MTN, the largest wireless carrier in Africa, saw its shares drop by as much as 3% and trade 2.7% lower in Johannesburg by 11.39 am. MTN Nigeria Communications, the unit listed in Lagos, is the company’s largest market in terms of subscribers and contributes over a third of the group’s total revenue.
Additionally, MTN plans to challenge a Nigerian Tax Tribunal order to pay $47.8 million in taxes, which relates to a VAT assessment for the periods between 2007 and 2010-2017. The company stated that it would appeal the decision after reviewing it and consulting with tax and legal experts.
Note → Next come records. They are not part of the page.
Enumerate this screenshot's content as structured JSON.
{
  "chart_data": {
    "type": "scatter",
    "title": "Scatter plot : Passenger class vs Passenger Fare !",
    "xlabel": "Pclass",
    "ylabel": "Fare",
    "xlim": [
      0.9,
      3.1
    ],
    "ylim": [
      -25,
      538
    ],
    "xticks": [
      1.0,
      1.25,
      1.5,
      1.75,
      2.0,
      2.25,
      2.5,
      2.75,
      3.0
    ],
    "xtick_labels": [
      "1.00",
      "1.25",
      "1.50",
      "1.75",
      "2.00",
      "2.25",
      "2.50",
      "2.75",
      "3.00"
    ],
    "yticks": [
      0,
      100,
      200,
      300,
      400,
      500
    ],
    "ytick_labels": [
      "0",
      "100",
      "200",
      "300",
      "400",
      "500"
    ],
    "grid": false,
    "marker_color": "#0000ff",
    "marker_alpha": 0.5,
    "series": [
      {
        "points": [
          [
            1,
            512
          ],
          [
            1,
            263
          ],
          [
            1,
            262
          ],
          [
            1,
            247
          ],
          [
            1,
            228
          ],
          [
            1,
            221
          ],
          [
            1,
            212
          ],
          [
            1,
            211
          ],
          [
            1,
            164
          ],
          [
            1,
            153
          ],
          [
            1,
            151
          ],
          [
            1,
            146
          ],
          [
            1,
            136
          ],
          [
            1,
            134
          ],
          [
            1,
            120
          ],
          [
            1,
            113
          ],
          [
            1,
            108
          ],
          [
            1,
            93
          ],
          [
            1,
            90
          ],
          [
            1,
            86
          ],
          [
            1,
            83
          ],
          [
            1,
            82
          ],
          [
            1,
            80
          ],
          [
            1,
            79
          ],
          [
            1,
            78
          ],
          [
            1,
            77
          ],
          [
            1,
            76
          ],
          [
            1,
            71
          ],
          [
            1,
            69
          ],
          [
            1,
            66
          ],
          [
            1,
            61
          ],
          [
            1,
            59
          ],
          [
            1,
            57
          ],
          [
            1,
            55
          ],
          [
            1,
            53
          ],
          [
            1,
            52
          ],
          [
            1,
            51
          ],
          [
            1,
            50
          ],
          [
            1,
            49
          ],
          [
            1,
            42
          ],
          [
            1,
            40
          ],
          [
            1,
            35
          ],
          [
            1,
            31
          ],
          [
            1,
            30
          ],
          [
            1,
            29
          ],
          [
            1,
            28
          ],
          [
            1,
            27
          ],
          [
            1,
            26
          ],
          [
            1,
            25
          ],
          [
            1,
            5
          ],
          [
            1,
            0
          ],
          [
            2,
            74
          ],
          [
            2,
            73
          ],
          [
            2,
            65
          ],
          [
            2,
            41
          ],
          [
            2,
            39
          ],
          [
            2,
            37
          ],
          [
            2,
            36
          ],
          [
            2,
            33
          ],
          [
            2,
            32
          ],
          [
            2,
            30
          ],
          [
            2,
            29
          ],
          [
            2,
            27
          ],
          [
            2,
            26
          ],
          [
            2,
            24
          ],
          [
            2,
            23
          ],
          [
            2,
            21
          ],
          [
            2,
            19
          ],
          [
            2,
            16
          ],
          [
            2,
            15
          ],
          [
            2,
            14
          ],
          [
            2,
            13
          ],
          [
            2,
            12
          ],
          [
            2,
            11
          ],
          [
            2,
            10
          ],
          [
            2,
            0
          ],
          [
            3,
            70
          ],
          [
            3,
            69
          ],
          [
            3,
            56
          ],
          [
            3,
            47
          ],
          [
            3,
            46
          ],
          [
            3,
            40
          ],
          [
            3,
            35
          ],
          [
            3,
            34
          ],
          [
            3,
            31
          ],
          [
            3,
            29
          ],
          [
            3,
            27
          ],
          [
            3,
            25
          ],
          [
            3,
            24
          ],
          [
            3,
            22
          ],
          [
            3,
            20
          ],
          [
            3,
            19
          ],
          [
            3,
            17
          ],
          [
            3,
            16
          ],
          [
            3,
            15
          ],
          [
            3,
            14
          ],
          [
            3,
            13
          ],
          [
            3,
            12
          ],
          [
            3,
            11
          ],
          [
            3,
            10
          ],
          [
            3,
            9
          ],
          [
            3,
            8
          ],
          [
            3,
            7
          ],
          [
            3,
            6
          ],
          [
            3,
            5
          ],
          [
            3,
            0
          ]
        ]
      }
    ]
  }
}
Phone companies in Africa are resisting sporadic tax demands from countries and regulators on the continent.
Last week, six telecommunications CEOs, including Ralph Mupita from MTN Group and Shameel Joosub from Vodacom Group, signed an agreement in Rwanda, urging African leaders and policymakers to streamline taxation on the mobile industry through targeted fiscal policy reforms. MTN has a history of disputes with Nigerian authorities and achieved success in 2020 when the government dropped a $2-billion claim for back taxes.
More recently, Ghana had to abandon a $773-million back-tax bill against MTN, which the company contested.